By John Dayal
Bhubaneswar: The sound of the Kui dialect speaks of a decade’s pain in Kandhamal district, Odisha, Eastern India.
The sound of the Kui dialect resonates in the tin-roofed Church as Father Manoj Nayak, social activists interprets Harsh Mander and the members of the Karwan-e-Mohabbat, a civil society initiative of solidarity and conscience, to the women and men of Shanti Nagar (near G Udayagiri town in Kandhamal), the settlement created by the Odisha government to house Christians who have been told they cannot return to their villages, particularly Batticola less than 50 km away.
There are widows here, and people who were fed cow dung in ‘cleansing’ rituals, and others, to tell the twin tale of brutality and failure of resentment processes in communal violence in the country.

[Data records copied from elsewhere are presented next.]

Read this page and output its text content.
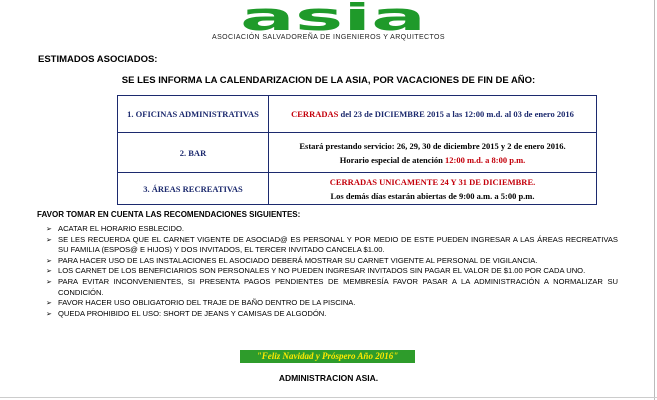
asia
ASOCIACIÓN SALVADOREÑA DE INGENIEROS Y ARQUITECTOS
ESTIMADOS ASOCIADOS:
SE LES INFORMA LA CALENDARIZACION DE LA ASIA, POR VACACIONES DE FIN DE AÑO:
1. OFICINAS ADMINISTRATIVAS	CERRADAS del 23 de DICIEMBRE 2015 a las 12:00 m.d. al 03 de enero 2016
2. BAR	Estará prestando servicio: 26, 29, 30 de diciembre 2015 y 2 de enero 2016.
Horario especial de atención 12:00 m.d. a 8:00 p.m.

3. ÁREAS RECREATIVAS	CERRADAS UNICAMENTE 24 Y 31 DE DICIEMBRE.
Los demás días estarán abiertas de 9:00 a.m. a 5:00 p.m.
FAVOR TOMAR EN CUENTA LAS RECOMENDACIONES SIGUIENTES:
➢ ACATAR EL HORARIO ESBLECIDO.
➢ SE LES RECUERDA QUE EL CARNET VIGENTE DE ASOCIAD@ ES PERSONAL Y POR MEDIO DE ESTE PUEDEN INGRESAR A LAS ÁREAS RECREATIVAS SU FAMILIA (ESPOS@ E HIJOS) Y DOS INVITADOS, EL TERCER INVITADO CANCELA $1.00.
➢ PARA HACER USO DE LAS INSTALACIONES EL ASOCIADO DEBERÁ MOSTRAR SU CARNET VIGENTE AL PERSONAL DE VIGILANCIA.
➢ LOS CARNET DE LOS BENEFICIARIOS SON PERSONALES Y NO PUEDEN INGRESAR INVITADOS SIN PAGAR EL VALOR DE $1.00 POR CADA UNO.
➢ PARA EVITAR INCONVENIENTES, SI PRESENTA PAGOS PENDIENTES DE MEMBRESÍA FAVOR PASAR A LA ADMINISTRACIÓN A NORMALIZAR SU CONDICIÓN.
➢ FAVOR HACER USO OBLIGATORIO DEL TRAJE DE BAÑO DENTRO DE LA PISCINA.
➢ QUEDA PROHIBIDO EL USO: SHORT DE JEANS Y CAMISAS DE ALGODÓN.
"Feliz Navidad y Próspero Año 2016"
ADMINISTRACION ASIA.
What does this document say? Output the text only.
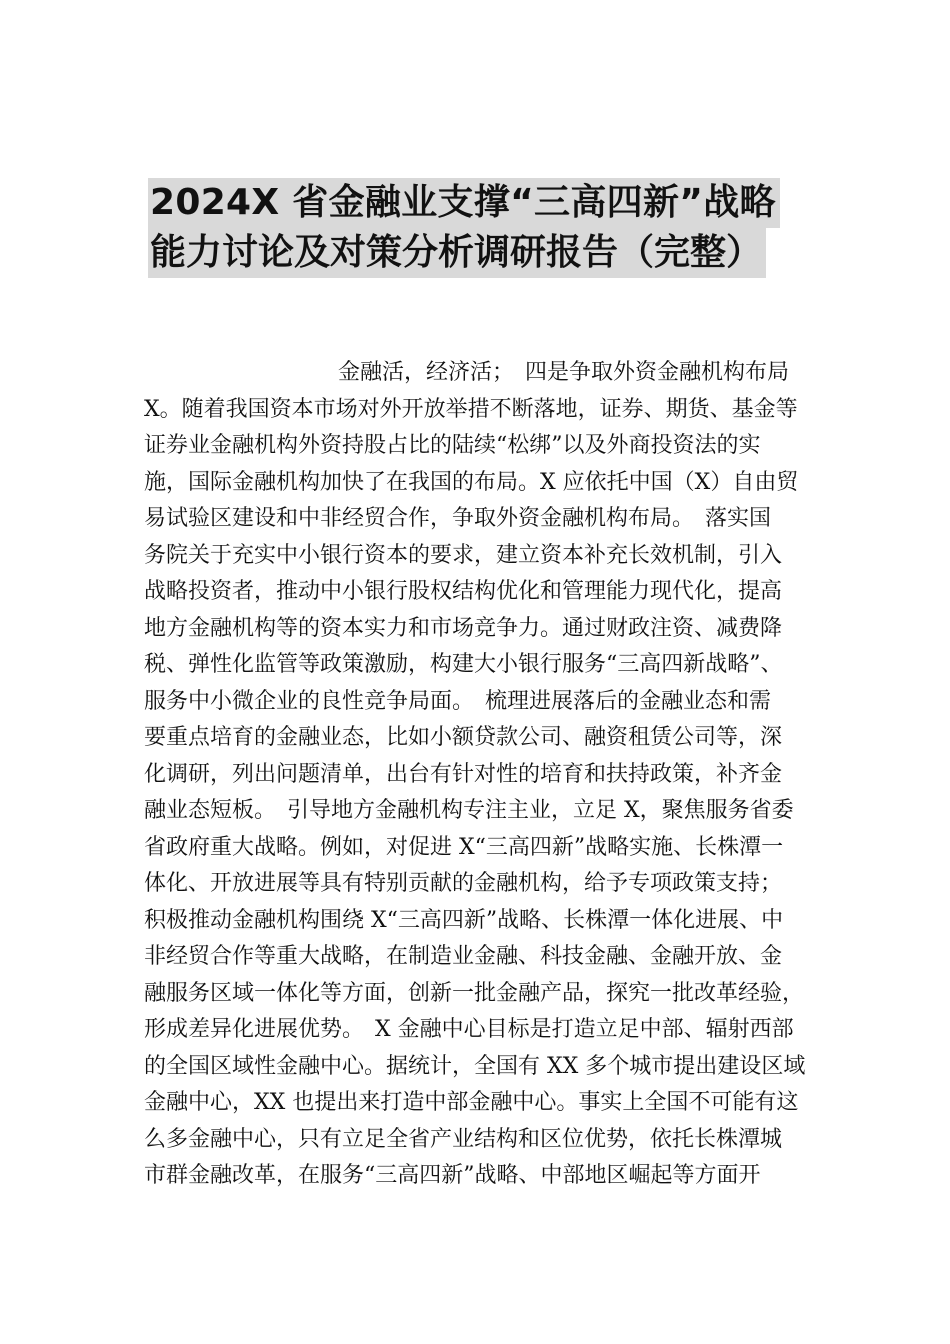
2024X 省金融业支撑“三高四新”战略
能力讨论及对策分析调研报告（完整）
金融活，经济活；　四是争取外资金融机构布局
X。随着我国资本市场对外开放举措不断落地，证券、期货、基金等
证券业金融机构外资持股占比的陆续“松绑”以及外商投资法的实
施，国际金融机构加快了在我国的布局。X 应依托中国（X）自由贸
易试验区建设和中非经贸合作，争取外资金融机构布局。　落实国
务院关于充实中小银行资本的要求，建立资本补充长效机制，引入
战略投资者，推动中小银行股权结构优化和管理能力现代化，提高
地方金融机构等的资本实力和市场竞争力。通过财政注资、减费降
税、弹性化监管等政策激励，构建大小银行服务“三高四新战略”、
服务中小微企业的良性竞争局面。　梳理进展落后的金融业态和需
要重点培育的金融业态，比如小额贷款公司、融资租赁公司等，深
化调研，列出问题清单，出台有针对性的培育和扶持政策，补齐金
融业态短板。　引导地方金融机构专注主业，立足 X，聚焦服务省委
省政府重大战略。例如，对促进 X“三高四新”战略实施、长株潭一
体化、开放进展等具有特别贡献的金融机构，给予专项政策支持；
积极推动金融机构围绕 X“三高四新”战略、长株潭一体化进展、中
非经贸合作等重大战略，在制造业金融、科技金融、金融开放、金
融服务区域一体化等方面，创新一批金融产品，探究一批改革经验，
形成差异化进展优势。　X 金融中心目标是打造立足中部、辐射西部
的全国区域性金融中心。据统计，全国有 XX 多个城市提出建设区域
金融中心，XX 也提出来打造中部金融中心。事实上全国不可能有这
么多金融中心，只有立足全省产业结构和区位优势，依托长株潭城
市群金融改革，在服务“三高四新”战略、中部地区崛起等方面开
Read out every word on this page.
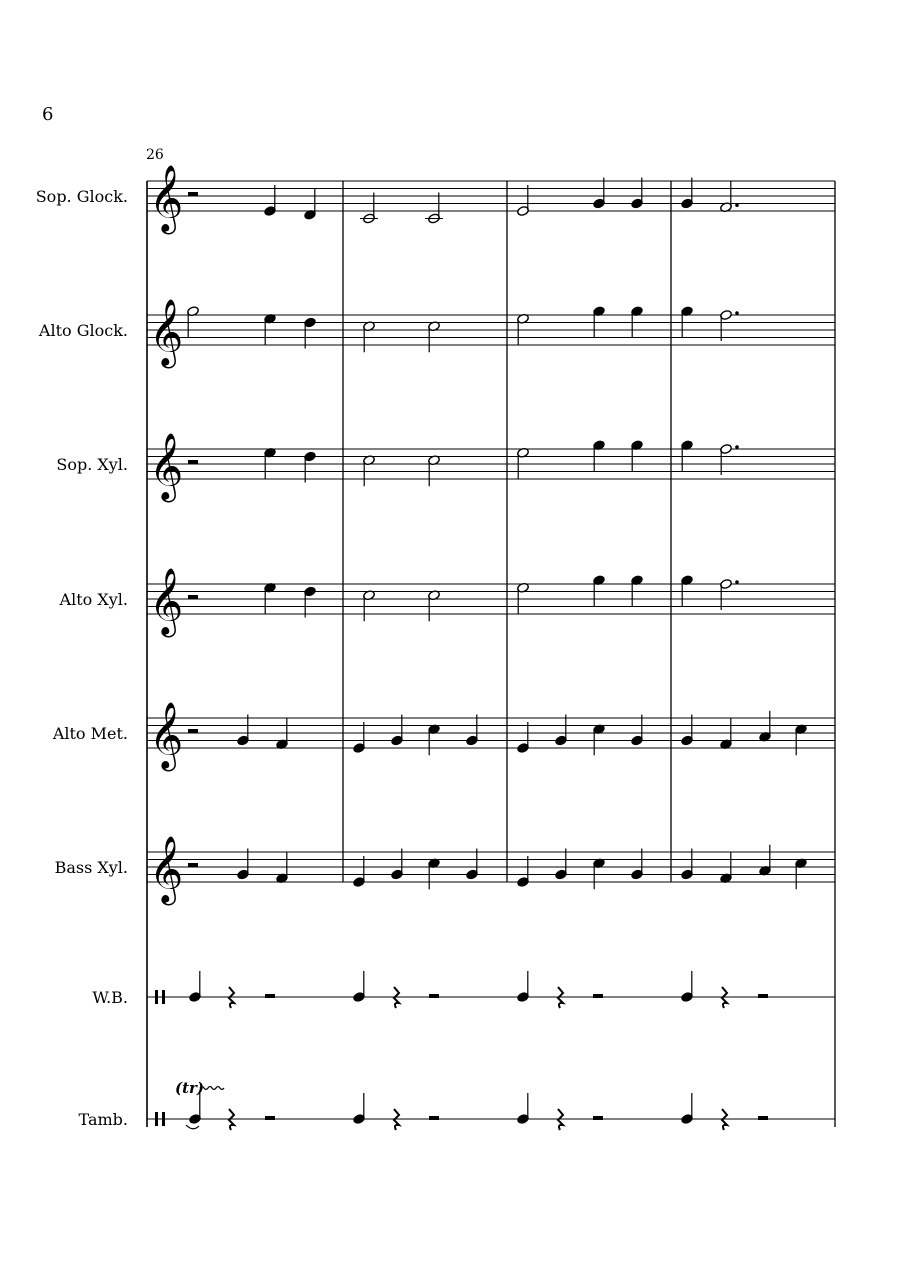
6
26
Sop. Glock. 𝄞
Alto Glock. 𝄞
Sop. Xyl. 𝄞
Alto Xyl. 𝄞
Alto Met. 𝄞
Bass Xyl. 𝄞
W.B.
Tamb.
(tr)
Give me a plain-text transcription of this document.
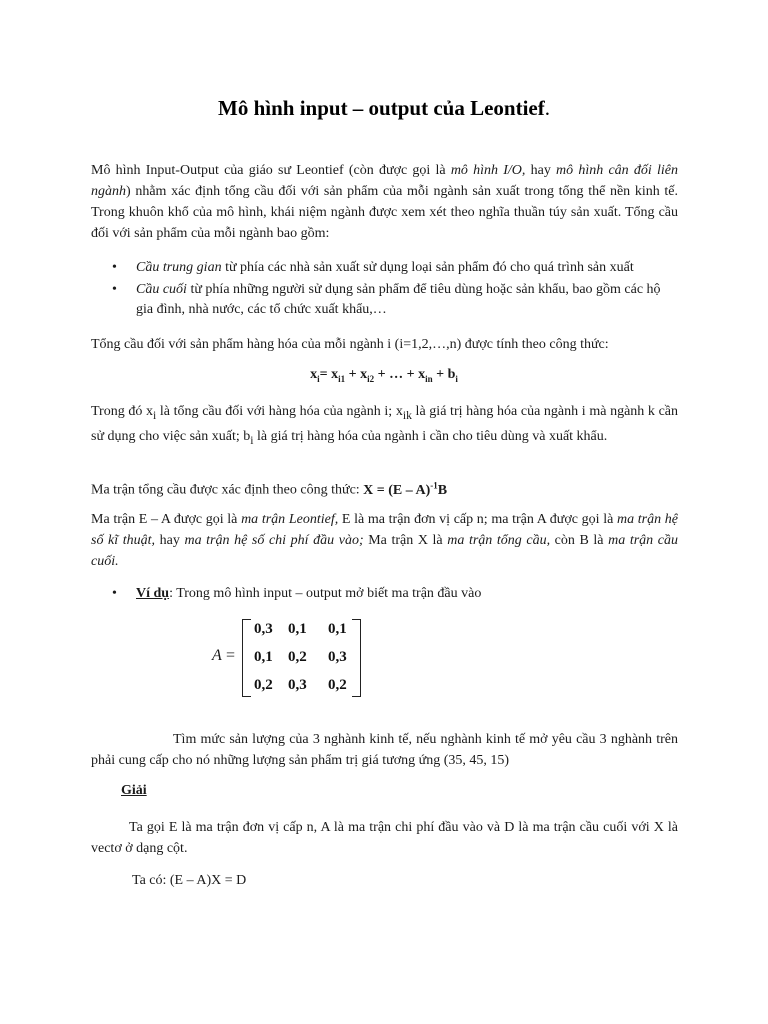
Mô hình input – output của Leontief.

Mô hình Input-Output của giáo sư Leontief (còn được gọi là mô hình I/O, hay mô hình cân đối liên ngành) nhằm xác định tổng cầu đối với sản phẩm của mỗi ngành sản xuất trong tổng thể nền kinh tế. Trong khuôn khổ của mô hình, khái niệm ngành được xem xét theo nghĩa thuần túy sản xuất. Tổng cầu đối với sản phẩm của mỗi ngành bao gồm:

• Cầu trung gian từ phía các nhà sản xuất sử dụng loại sản phẩm đó cho quá trình sản xuất
• Cầu cuối từ phía những người sử dụng sản phẩm để tiêu dùng hoặc sản khẩu, bao gồm các hộ gia đình, nhà nước, các tổ chức xuất khẩu,…

Tổng cầu đối với sản phẩm hàng hóa của mỗi ngành i (i=1,2,…,n) được tính theo công thức:

$x_i= x_{i1} + x_{i2}$ + … + $x_{in} + b_i$

Trong đó $x_i$ là tổng cầu đối với hàng hóa của ngành i; $x_{ik}$ là giá trị hàng hóa của ngành i mà ngành k cần sử dụng cho việc sản xuất; $b_i$ là giá trị hàng hóa của ngành i cần cho tiêu dùng và xuất khẩu.

Ma trận tổng cầu được xác định theo công thức: X = (E – A)$^{-1}$B

Ma trận E – A được gọi là ma trận Leontief, E là ma trận đơn vị cấp n; ma trận A được gọi là ma trận hệ số kĩ thuật, hay ma trận hệ số chi phí đầu vào; Ma trận X là ma trận tổng cầu, còn B là ma trận cầu cuối.

• Ví dụ: Trong mô hình input – output mở biết ma trận đầu vào
A =
0,3 0,1 0,1
0,1 0,2 0,3
0,2 0,3 0,2

Tìm mức sản lượng của 3 nghành kinh tế, nếu nghành kinh tế mở yêu cầu 3 nghành trên phải cung cấp cho nó những lượng sản phẩm trị giá tương ứng (35, 45, 15)

Giải

Ta gọi E là ma trận đơn vị cấp n, A là ma trận chi phí đầu vào và D là ma trận cầu cuối với X là vectơ ở dạng cột.

Ta có: (E – A)X = D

Ten years on, wounds remain raw, memories fresh, and fear alive. “It is a nightmare that will not go away.”
Instant recall: August 23, 2008, in the wake of the Maoists’ murder of Vishwa Hindu Parishad Vice leader Lakshmananda Saraswati, about 500 villages were attacked in the district, 6,000 houses and 320 small and big churches and institutions burnt.
A nun and other women were gang-raped, several priests and 120 others brutally murdered. The toll would be higher but for 60,000 Christians taking shelter in the forests close by.
More than 30,000 remained in Government refugee camps for a year, other in private camps and homes. More than 5,000 have not returned.
Many young women are feared trafficked. The farmlands have been grabbed by neighbours. The church is one village is now a temple.
Employment is a key issue. The Supreme Court intervened in response to four Public Interest Litigations, but the government has fallen short of the Court’s orders.